The government just can’t seem to sneak around hacker group Anonymous no matter what it does. Anonymous has managed to eavesdrop on a FBI conference call concerning strategies to arrest members of the famous hacking collective.
On January 17, an FBI agent from the Los Angeles FBI office and a Scotland Yard investigator engaged in a conference phone call regarding new ways to arrest members of Anonymous. Invitations to the conference call were sent out to law enforcement authorities all over the world in an email. As they chatted and joked while discussing specifics, the two investigators, named Stewart and Bruce, had no idea that the group they were talking about was listening in on that very conversation.

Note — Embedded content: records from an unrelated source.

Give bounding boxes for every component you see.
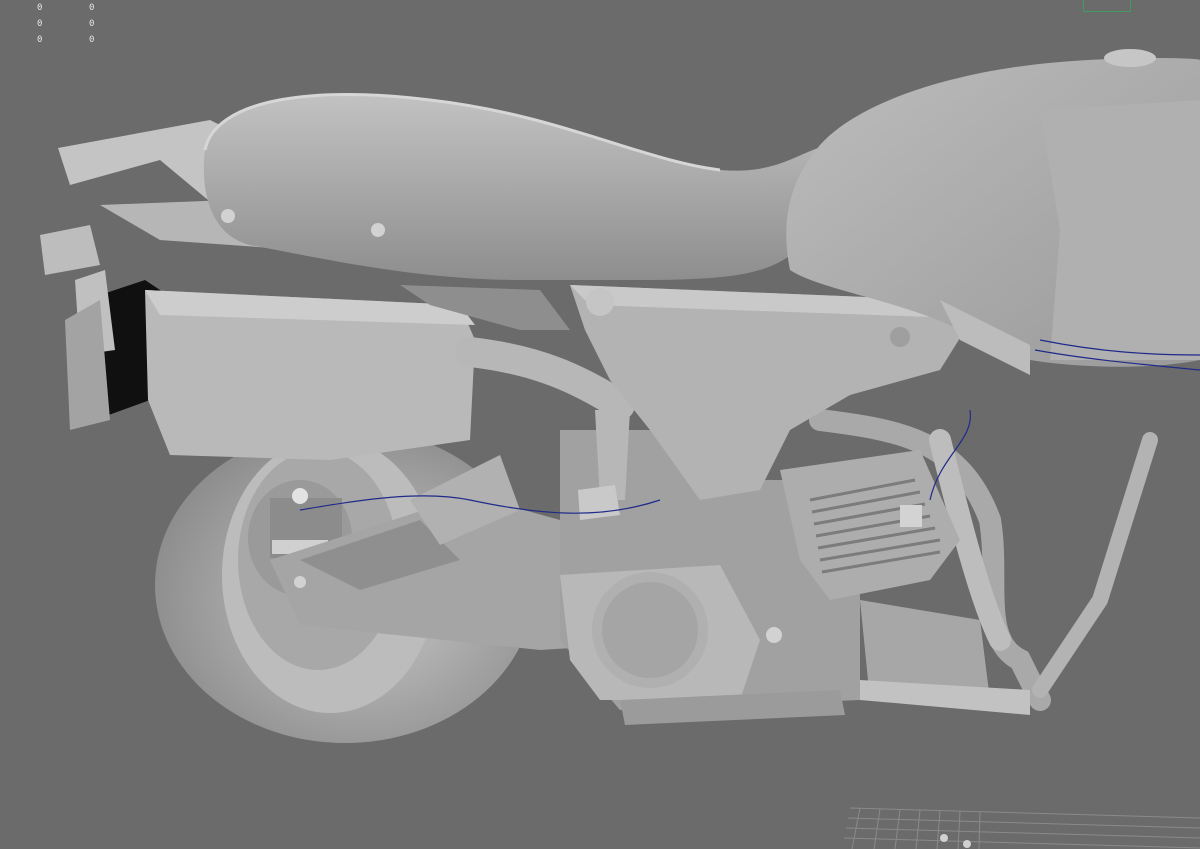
hud-stat-value: 0: [89, 35, 95, 45]
hud-stat-value: 0: [89, 3, 95, 13]
viewport-stats-hud: 0 0 0 0 0 0: [0, 0, 120, 52]
hud-stat-value: 0: [37, 19, 43, 29]
view-cube[interactable]: [1083, 0, 1131, 12]
3d-viewport[interactable]: 0 0 0 0 0 0: [0, 0, 1200, 849]
ground-grid: [843, 807, 1200, 849]
motorcycle-model[interactable]: [0, 0, 1200, 849]
hud-stat-value: 0: [37, 35, 43, 45]
hud-stat-value: 0: [89, 19, 95, 29]
hud-stat-value: 0: [37, 3, 43, 13]
seat[interactable]: [203, 94, 830, 280]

Last Friday, Anonymous posted a 17-minute clip of the conference call as well as the email sent by an FBI agent to other agents around the world, which contained a phone number and password for obtaining the conference call.
“The FBI might be curious how we’re able to continuously read their internal comms for some time now,” said AnonymousIRC, a Twitter account connected to Anonymous.
The call between the two investigators detailed plans for setting back arrests regarding suspects linked to Anonymous known online as Kayla and Tflow. The real names of these online suspects were mentioned in the conversation, but Anonymous bleeped them out. The investigators also talked about Jake Davis and Ryan Cleary, two other suspects linked to Anonymous.
“We’ve set back the further arrests of Kayla and Tflow, that being [redacted] and [redacted], until we know what’s happening,” said the U.K. investigator. “We’ve got our prosecution counsel making an application in chambers, without defense knowing, to seek a way to try and factor some time in that won’t look suspicious.”
The FBI agent then asked how much time is considered reasonable, and the U.K. investigator replied with eight weeks.
“I’ve gone and said eight weeks, if they come back and say they’ll only give us six weeks I think it still helps you guys out,” said the U.K. investigator. “We have got Ryan Cleary’s indecent images, which have been found partly by our guys and partly by the USAF team who looked at his hard drive. So what we’re going to propose is that they get dealt with first, historically they’re the older offenses, and then that would take six to eight weeks before we then rolled onto the second half of that. But it’s down to the trial judge.”
The investigators also discussed a 15-year-old suspect who is known as Tehwongz online, and was arrested for a DDoS attack on his high school as well as allegedly attacking a Manchester-based credit union’s website.
According to the FBI, no FBI systems were breached during the eavesdropping of this conference call, but an anonymous law enforcement official added that the message could have been intercepted from the private email account of one of the invited parties, since there were dozens.
“A law enforcement agency using unencrypted, unsecure communications is a major fumble,” said Marcus Carey, who now works for security-risk assessment firm Rapid7, but used to secure communications for the U.S. National Security Agency. “What if this event was talking about some terrorist plot to blow up something and ‘they’ were listening in? It could’ve been much worse if it was related to an al-Qaida plot or something…so this is a lesson learned.”
Anonymous has been responsible for several hacks over the past year alone, such as California’s San Francisco Bay Area Rapid Transit (BART) system, the U.S. Department of Justice’s homepage, and intelligence company Stratfor.